Prey Sar Survivor Testifies to ‘Miserable’ Living Conditions

A survivor of the Prey Sar work camp described Wednesday how she was used like a workhorse to plough a field, during proceedings at the Khmer Rouge tribunal on Wednesday.

Chin Meth, 51, said that she was sent to Prey Sar in Phnom Penh in late 1977 following interrogation at an unknown detention center. She said that at one point, she and three other women were ordered to pull a plough across a field that had already been turned over.

“One female was so weak she fell, and so we both fell,” Ms Meth said.

The man guarding the group beat both women until the first one “had a seizure there on the ground,” she added.

Defendant Kaing Guek Eav, alias Duch, was responsible for both the more notorious S-21 prison and the Prey Sar re-education center. He ack­nowledged Wednesday that Ms Meth had been detained at Prey Sar, which was also known as S-24.

Ms Meth described “miserable” living and working conditions at the camp. After six months, she said, “I was in very bad shape. I was so skinny, and I had a rash on my skin. I looked like a dead person already.”

Eventually, she and three other women attempted suicide by drinking a mixture made from tree bark. “But we did not die,” she said.

During questioning Wednesday, it was unclear how long Ms Meth spent at Prey Sar. She is scheduled to continue her account today.
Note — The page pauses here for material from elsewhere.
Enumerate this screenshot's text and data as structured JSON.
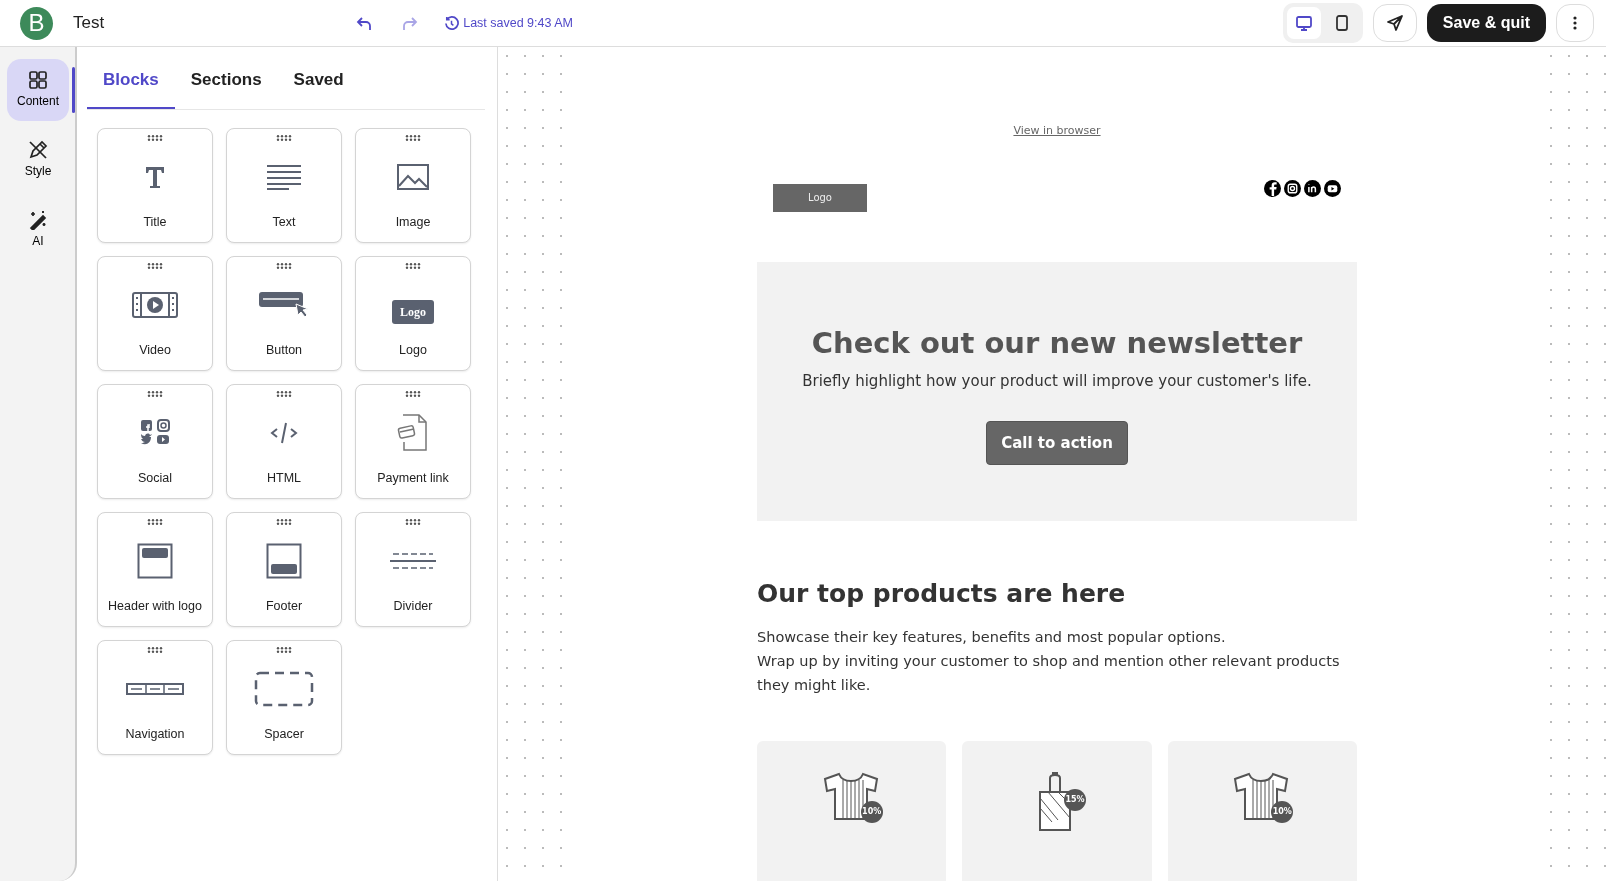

On Wednesday morning, civil party Phork Khan continued his increasingly muddled account of the Khmer Rouge years.

Large and obvious contradictions between Mr Khan’s words in court and the written statement sub­mitted with his civil party application were once again highlighted.

In the statement, which was based on an interview with Mr Khan, he said that he was personally interrogated and threatened with torture by Duch. Mr Khan denied that account in court.

On Tuesday, Mr Khan claimed to have escaped from beneath a pile of bodies at the Choeung Ek kill­ing fields after the Vietnamese ar­my entered Phnom Penh on Jan 7, 1979. His written statement, however, said that he escaped after hiding in a pond near the S-21 compound.

Mr Khan said Wednesday that he did quickly read the statement submitted to the court before thumbprinting it.

“I personally read the document briefly. I did not complete the whole reading of the document, be­cause I was told it was urgent,” he said, adding that his oral testimony was the true story.

No documents were presented to corroborate Mr Khan’s story of being detained at S-21 in 1978 and early 1979.

Under questioning by defense lawyer Marie-Paule Canizares, Mr Khan said that he had attended tribunal proceedings last week, when four survivors described their de­tention in meticulous detail.

However, he insisted, “No NGOs or other people helped me make up a story.”

During a press conference Wed­nesday, tribunal spokesman Lars Olsen reminded reporters that civil parties like Mr Khan are not under oath, unlike tribunal witnesses.

“The information they share with the court does not have the same weight,” he said.

When contacted by telephone Wednesday, the tribunal’s international prosecutor, Robert Petit, said that he would not comment on this week’s continuing confusion re­garding the stories offered in court by civil parties.